See this video shot by EdNews Parent intern Alex McNa about the challenges of scratch cooking in his interview with EdNews Parent expert and head of Boulder Valley schools’ nutrition services, Ann Cooper.

Then, there was this recent Education News Colorado article, “Lunch ladies” fight back, chronicling a talk to school kitchen workers by Montana dietician Dayle Hayes, who draw applause when she blasted celebrity chef Jamie Oliver, who attacked one school because it served pizza and chocolate milk for breakfast. She criticized Oliver for only focusing on the bad and none of the good things school cooks do.

Yet the cost and agony may just be worth it. A three-year UC Berkeley study recently found that students “fed a steady curriculum of gardening, cooking and nutrition have significantly better eating habits than children who don’t get the same instruction,” the San Francisco Chronicle reports. Ann Cooper, the self-described “renegade lunch lady,” spearheaded the changes in those California schools. The question is, can she be similarly successful transforming school lunches here?
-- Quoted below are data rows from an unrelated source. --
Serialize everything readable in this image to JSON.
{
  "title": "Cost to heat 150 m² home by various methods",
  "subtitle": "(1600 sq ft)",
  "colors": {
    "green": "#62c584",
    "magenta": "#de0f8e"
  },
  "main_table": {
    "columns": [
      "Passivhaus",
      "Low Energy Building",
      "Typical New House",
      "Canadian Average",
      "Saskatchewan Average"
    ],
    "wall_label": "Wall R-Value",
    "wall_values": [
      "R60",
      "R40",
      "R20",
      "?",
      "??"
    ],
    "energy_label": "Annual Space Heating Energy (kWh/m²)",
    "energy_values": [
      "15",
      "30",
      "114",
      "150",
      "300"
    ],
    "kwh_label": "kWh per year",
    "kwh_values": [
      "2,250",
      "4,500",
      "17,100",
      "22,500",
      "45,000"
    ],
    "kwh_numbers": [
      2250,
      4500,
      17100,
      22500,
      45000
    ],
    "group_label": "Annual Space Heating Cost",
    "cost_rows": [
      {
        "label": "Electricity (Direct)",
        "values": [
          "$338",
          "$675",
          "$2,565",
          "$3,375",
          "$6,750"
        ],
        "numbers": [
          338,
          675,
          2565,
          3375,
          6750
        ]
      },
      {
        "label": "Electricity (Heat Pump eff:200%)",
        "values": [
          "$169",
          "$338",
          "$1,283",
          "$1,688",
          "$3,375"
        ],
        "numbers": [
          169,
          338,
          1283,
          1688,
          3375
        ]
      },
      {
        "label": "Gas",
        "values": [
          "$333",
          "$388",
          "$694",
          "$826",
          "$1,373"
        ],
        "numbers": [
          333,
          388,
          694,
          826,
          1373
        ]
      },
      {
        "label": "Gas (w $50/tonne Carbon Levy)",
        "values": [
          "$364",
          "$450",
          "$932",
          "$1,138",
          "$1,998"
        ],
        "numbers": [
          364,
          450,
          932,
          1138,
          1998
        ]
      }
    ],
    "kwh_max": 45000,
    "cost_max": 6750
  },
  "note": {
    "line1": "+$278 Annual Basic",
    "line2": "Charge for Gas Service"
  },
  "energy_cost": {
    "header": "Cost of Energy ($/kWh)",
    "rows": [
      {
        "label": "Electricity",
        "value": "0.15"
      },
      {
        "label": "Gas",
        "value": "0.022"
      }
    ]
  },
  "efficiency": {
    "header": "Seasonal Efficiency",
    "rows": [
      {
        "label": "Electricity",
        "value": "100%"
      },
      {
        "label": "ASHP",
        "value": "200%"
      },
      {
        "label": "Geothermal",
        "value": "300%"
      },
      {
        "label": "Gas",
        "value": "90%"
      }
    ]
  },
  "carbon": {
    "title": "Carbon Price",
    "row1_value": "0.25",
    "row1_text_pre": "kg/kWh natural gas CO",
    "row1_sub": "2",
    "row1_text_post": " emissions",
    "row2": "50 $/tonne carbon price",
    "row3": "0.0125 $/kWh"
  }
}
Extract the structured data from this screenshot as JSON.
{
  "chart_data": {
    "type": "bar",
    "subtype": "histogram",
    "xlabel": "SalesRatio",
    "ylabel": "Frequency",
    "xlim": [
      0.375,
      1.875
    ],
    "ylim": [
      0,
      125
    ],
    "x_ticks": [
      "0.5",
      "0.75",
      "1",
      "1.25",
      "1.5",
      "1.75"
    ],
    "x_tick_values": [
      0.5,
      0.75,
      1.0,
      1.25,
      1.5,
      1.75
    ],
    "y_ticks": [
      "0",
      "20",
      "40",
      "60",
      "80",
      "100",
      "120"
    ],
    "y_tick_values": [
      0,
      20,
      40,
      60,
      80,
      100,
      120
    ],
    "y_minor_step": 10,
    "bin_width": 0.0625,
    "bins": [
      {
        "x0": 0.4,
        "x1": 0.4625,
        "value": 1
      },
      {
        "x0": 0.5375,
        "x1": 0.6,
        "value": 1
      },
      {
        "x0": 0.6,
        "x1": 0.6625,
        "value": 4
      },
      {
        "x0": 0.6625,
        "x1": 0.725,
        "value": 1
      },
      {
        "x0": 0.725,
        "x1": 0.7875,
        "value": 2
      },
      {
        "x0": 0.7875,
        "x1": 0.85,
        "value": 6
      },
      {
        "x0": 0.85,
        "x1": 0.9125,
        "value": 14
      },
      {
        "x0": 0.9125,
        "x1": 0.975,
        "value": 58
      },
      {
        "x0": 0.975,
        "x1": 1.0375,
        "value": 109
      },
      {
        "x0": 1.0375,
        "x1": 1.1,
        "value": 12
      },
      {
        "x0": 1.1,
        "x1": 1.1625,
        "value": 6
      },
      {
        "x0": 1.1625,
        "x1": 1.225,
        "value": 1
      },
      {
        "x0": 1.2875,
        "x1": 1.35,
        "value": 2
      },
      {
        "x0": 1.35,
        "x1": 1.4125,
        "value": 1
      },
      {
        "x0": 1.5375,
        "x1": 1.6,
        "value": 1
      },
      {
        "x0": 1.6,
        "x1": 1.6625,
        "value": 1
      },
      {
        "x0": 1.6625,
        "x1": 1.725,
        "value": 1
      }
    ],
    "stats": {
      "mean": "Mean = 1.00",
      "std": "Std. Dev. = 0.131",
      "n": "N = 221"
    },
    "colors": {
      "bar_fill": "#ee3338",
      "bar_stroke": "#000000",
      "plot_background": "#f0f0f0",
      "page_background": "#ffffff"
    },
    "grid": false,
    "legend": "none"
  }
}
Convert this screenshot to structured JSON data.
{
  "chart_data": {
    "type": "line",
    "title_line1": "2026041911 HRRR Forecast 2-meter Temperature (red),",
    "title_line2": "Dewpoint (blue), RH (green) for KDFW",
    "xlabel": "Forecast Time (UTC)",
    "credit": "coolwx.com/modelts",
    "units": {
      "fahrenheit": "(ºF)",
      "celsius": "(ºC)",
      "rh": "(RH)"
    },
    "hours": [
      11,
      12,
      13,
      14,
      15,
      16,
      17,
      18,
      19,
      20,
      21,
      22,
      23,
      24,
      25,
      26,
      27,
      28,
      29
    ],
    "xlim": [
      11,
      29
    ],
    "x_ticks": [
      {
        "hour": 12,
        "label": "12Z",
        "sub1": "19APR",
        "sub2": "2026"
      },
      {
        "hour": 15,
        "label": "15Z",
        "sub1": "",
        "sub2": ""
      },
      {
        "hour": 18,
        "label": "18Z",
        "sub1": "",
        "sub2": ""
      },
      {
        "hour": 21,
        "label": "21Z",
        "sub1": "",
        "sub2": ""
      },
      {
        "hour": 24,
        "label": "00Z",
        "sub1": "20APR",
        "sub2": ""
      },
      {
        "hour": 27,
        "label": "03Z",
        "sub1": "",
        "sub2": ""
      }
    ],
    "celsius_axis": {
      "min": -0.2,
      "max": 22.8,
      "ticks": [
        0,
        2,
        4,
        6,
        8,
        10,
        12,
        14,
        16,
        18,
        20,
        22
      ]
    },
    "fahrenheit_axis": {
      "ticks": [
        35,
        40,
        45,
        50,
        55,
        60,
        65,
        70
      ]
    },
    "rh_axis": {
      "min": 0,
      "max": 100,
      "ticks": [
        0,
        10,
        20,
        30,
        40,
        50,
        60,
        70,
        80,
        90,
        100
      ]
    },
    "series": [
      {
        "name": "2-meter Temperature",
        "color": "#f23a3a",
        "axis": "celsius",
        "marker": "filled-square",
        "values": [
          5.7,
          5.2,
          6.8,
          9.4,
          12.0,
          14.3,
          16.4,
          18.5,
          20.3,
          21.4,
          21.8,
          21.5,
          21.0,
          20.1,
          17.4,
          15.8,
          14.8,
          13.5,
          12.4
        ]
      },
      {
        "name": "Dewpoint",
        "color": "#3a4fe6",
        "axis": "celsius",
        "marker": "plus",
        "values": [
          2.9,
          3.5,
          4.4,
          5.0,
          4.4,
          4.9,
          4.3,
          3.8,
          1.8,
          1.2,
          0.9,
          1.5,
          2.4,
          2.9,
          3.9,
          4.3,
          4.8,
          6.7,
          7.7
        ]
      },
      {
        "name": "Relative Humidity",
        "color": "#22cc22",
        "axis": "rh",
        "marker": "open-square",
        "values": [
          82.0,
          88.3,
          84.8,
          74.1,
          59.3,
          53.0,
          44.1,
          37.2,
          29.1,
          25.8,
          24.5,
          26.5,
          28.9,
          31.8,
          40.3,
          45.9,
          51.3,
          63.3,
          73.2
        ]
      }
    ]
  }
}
Key findings in the Berkeley study:

  • More than half of the families of students in the study reported eating dinner together every day. However, fewer than 30 percent of households reported involving their child in meal preparation.
  • Parents with children in schools that coupled improvements in school lunch with classroom learning and cooking and gardening classes were more likely than students in schools with lesser-developed programs to say that school affected their child’s knowledge, attitudes, and behavior in relation to food.
  • 60 percent in highly developed programs said school changed their child’s knowledge about healthy food choices, compared to 36 percent in lesser developed programs
  • 42 percent in highly developed programs said school changed their child’s attitudes about food, compared to 19 percent in lesser-developed programs.
  • 35 percent in highly developed programs said school improved their child’s eating habits, compared to 16 percent in lesser-developed programs.